Rock Beats Scissors, Automatic Stabilizers Beat Debt Deflation...

I've been tracking the borrowing trends from the Z.1 Federal Reserve Flow of Funds report since last summer. Here is the Q2 2010 update:

Total US Government and Private Sector Borrowing Relative to GDP (Quarterly 2003 - 2010/Q2)

(click on graph for a larger version)

Total borrowing (blue line) has been positive again for the last two quarters, with government borrowing (red line) increasing and private sector borrowing (yellow line) contracting less slowly.

US Borrowing by Sector (Quarterly 2003 - 2010/Q2)
(click on graph for a larger version)

Government and the financial sector between them dominate all other sectors with respect to their effect on the overall trend.

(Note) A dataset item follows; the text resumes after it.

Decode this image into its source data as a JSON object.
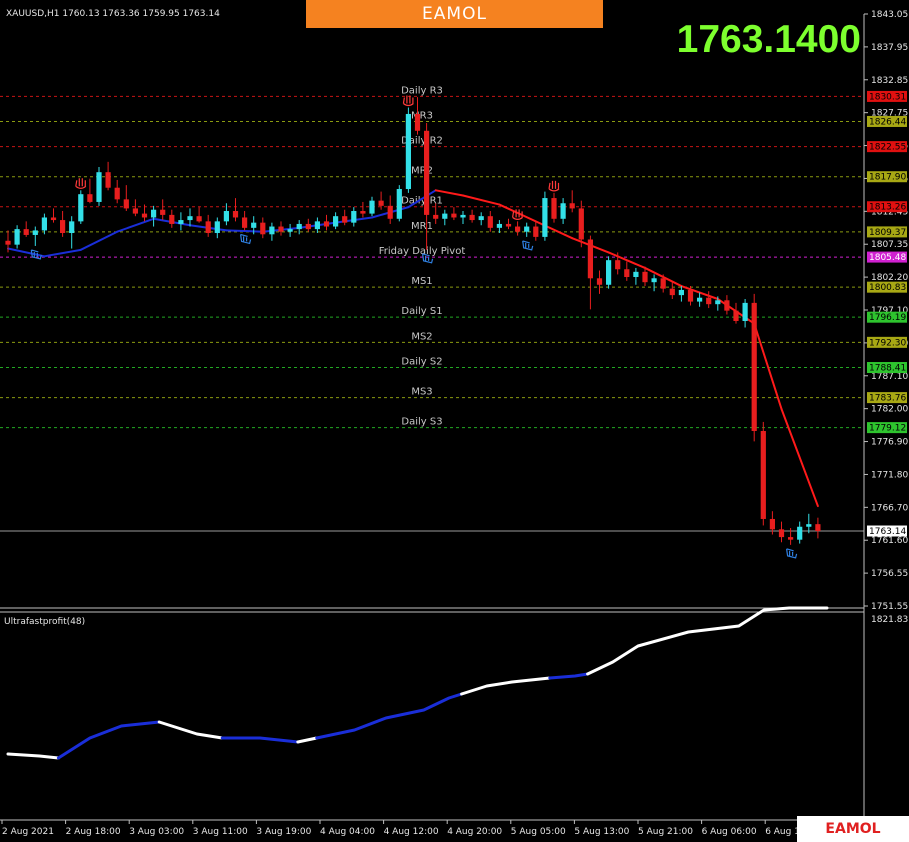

Why do these graphs matter? For several reasons discussed in past posts... This is one way of showing that clearly the government is NOT crowding out the private sector in the debt markets, given how high total borrowing has been in the past. Fortunately this point has become obvious to most observers over the last year. Another is that it shows in rough terms the magnitude of the government support for the economy (much of it driven by automatic stabilizers) in the context of the peaking and collapse of a private sector credit bubble. (There are better ways to look at the government's role, as I admit the borrowing data is only a crude proxy).

With respect to the post title, it's not a given that debt deflation won't yet emerge (for example, if GDP double dips and private creditors are allowed to suffer more losses than they did in 2008, but we are missing smart policy to limit contagion). But Great Depression severity debt deflation has clearly been averted so far for a variety of reasons, a major one of which is stronger automatic stabilizers.

On the last update, I noted some ongoing questions, such as the extent to which the negative private sector rate of borrowing reflects a voluntary paying down of debt versus involuntary factors like defaults. In the past there has been evidence of each. However, several bloggers have recently cited this WSJ Real Time Economics post. It notes that in the last two years, mortgage debt and consumer credit have contracted at a 2.3% annualized rate. But after removing the effect of defaults, the contraction rate is only 0.08%! While that suggests defaults are the dominant factor, they note at least a little room for frugality taking place as well: "Defaults happen even in normal times, and are typically offset by even stronger growth in new mortgage and consumer loans. By holding their debts steady, consumers are actually being a lot less profligate than usual."